Permintaan kendaraan listrik mulai muncul di sejumlah tempat.

Bukan hanya karena euforia, melainkan ada beragam keringanan yang dijanjikan pemerintah sejumlah negara kepada warganya, yang beralih dari kendaraan berbahan bakar minyak (motor BBM) ke kendaraan listrik.

Kendati promosi kendaraan listrik terus gencar, nyatanya kue penjualan kendaraan BBM masih manis, khususnya di Indonesia.
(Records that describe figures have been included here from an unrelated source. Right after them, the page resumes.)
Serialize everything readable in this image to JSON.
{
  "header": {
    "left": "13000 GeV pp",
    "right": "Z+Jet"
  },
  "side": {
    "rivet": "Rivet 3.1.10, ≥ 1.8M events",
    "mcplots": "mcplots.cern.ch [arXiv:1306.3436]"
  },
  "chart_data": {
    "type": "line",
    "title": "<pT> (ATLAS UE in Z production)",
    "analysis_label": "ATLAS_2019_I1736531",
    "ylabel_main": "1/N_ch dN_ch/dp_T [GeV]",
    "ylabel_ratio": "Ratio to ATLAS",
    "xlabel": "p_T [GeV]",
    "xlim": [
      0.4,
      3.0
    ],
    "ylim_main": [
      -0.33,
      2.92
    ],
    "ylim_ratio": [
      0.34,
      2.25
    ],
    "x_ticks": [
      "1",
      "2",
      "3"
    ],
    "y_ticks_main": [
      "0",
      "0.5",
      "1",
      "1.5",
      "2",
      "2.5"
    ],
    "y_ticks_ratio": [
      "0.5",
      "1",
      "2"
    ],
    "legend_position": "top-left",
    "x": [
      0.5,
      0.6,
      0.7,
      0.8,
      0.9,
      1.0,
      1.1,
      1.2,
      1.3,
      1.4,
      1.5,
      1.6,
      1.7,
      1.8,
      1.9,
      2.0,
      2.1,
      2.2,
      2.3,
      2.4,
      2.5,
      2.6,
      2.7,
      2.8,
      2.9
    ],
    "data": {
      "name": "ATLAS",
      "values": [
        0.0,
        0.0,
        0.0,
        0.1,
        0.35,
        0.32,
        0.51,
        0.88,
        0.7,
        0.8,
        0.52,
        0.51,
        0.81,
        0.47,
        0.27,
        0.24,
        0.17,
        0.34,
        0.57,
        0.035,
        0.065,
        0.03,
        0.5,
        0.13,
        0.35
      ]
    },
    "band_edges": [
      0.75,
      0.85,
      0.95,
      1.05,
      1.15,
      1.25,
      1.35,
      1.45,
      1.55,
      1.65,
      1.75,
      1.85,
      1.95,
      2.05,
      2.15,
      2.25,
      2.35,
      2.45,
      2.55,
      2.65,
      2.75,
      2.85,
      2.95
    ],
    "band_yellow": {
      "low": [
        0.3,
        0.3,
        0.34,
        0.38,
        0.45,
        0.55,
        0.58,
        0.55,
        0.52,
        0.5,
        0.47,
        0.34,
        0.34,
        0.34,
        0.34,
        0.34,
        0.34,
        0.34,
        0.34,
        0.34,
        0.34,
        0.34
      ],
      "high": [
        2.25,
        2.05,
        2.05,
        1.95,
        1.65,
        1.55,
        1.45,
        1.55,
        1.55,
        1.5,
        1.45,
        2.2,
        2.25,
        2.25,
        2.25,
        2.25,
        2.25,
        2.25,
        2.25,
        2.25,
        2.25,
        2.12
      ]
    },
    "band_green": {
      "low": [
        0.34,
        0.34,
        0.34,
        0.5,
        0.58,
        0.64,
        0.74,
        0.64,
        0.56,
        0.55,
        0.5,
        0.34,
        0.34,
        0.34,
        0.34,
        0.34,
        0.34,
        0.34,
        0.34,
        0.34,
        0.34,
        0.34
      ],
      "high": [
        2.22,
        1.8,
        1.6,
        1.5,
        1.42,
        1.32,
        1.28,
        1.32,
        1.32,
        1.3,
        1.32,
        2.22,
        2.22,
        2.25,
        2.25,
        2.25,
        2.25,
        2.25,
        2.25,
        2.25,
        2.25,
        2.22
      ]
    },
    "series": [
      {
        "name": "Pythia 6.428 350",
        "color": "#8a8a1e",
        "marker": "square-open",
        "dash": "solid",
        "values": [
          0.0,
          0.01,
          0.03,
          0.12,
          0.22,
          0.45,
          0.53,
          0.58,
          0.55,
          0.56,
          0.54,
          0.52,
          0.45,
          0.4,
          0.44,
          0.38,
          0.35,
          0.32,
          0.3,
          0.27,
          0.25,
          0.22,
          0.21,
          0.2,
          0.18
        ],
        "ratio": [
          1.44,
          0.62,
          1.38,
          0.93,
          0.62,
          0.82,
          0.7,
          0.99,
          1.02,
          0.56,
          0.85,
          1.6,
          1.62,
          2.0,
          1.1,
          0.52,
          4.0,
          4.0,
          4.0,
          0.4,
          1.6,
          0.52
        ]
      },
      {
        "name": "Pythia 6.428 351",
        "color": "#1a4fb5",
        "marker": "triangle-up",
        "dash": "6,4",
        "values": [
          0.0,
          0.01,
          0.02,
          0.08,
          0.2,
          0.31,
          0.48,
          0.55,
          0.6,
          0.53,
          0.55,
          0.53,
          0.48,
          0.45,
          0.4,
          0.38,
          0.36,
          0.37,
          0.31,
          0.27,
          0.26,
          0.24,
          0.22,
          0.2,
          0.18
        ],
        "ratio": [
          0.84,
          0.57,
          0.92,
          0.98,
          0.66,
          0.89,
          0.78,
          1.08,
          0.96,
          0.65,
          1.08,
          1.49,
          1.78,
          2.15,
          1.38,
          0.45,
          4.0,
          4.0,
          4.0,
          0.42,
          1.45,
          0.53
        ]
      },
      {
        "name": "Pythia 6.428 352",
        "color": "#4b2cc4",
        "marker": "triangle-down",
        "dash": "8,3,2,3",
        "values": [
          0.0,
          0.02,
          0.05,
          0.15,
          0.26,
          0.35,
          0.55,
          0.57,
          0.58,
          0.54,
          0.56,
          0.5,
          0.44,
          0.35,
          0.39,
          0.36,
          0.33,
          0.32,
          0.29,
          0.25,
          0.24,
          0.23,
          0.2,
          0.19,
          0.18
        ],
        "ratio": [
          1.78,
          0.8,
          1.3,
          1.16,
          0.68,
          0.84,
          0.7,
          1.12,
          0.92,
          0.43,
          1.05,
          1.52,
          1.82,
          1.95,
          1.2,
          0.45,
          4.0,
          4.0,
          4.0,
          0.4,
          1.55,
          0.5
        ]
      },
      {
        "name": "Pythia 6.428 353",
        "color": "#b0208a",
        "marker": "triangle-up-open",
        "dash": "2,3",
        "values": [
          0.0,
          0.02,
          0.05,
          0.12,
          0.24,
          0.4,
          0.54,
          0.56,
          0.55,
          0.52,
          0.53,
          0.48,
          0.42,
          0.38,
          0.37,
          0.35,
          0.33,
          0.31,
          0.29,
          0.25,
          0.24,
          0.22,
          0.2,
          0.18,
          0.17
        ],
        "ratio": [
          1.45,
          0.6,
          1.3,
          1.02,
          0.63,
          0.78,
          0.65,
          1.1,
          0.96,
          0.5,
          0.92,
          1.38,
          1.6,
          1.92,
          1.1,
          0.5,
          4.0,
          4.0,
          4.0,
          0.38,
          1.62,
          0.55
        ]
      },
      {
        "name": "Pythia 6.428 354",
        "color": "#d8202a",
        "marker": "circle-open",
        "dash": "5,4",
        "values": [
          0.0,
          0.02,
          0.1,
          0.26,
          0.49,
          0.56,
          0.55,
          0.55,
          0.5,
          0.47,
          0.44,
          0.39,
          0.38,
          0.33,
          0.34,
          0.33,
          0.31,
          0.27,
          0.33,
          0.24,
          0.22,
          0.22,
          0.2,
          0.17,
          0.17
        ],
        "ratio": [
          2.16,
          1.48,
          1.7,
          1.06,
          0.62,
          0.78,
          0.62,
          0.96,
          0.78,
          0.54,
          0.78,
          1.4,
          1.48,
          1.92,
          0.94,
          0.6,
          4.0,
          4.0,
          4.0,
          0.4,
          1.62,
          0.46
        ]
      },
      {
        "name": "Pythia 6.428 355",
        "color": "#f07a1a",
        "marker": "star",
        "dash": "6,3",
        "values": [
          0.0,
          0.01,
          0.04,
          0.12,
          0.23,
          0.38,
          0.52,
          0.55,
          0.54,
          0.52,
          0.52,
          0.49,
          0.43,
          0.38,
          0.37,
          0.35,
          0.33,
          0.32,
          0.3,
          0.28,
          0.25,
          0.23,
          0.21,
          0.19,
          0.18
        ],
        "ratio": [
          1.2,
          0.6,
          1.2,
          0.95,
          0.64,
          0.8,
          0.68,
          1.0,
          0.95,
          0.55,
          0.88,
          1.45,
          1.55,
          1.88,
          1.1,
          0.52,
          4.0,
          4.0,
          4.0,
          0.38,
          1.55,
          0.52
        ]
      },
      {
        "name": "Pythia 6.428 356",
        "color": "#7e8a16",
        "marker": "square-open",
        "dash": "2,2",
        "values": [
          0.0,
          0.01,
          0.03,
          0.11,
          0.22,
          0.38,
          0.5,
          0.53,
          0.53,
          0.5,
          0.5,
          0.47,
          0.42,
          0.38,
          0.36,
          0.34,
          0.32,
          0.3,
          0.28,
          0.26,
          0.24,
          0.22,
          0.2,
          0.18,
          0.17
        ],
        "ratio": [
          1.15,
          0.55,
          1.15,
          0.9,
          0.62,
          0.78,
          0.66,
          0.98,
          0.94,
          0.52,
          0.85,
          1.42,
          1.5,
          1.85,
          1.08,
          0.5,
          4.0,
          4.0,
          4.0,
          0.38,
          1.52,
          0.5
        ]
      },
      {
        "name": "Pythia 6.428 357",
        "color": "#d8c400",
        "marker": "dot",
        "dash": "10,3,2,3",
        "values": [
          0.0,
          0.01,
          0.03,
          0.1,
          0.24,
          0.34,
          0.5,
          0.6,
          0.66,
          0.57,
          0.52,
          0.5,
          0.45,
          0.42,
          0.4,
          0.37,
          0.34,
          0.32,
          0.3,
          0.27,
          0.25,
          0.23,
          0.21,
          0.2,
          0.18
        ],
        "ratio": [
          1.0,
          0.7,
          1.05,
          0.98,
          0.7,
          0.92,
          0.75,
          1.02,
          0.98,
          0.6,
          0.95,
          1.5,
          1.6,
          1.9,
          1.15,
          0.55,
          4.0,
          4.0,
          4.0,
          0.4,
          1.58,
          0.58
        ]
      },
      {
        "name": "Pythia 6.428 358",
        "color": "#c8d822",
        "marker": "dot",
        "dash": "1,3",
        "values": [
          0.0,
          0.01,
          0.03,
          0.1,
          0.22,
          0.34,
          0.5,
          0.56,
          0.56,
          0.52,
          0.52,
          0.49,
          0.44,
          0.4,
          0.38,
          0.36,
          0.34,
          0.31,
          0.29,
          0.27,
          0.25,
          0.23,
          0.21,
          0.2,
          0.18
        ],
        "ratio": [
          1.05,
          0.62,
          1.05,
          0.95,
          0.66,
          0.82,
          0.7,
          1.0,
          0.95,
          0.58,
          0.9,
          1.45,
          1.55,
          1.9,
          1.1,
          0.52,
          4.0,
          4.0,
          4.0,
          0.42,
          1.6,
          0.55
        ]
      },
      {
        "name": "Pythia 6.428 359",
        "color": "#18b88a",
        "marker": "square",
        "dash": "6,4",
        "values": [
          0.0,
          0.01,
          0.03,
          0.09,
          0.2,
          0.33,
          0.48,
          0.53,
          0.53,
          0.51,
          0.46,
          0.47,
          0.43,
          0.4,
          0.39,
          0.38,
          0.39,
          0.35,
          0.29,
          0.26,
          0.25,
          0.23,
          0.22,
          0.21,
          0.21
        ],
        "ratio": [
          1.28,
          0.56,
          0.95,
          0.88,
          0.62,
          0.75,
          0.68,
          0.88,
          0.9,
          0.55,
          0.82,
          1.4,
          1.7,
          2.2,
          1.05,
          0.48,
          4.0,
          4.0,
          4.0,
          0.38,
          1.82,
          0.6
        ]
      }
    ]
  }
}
Motor BBM Masih Laku Tahun Ini?

Seperti dicatat oleh laman Gabungan Industri Kendaraan Bermotor Indonesia atau Gaikindo, yang kami dapatkan pada Rabu (4/1/2023). Penjualan mobil BBM tahunan atau wholesale periode Januari-November 2022 tembus sebesar 658.232 unit, atau naik 21,1% dibandingkan penjualan pada 2021, yakni 543.424 unit.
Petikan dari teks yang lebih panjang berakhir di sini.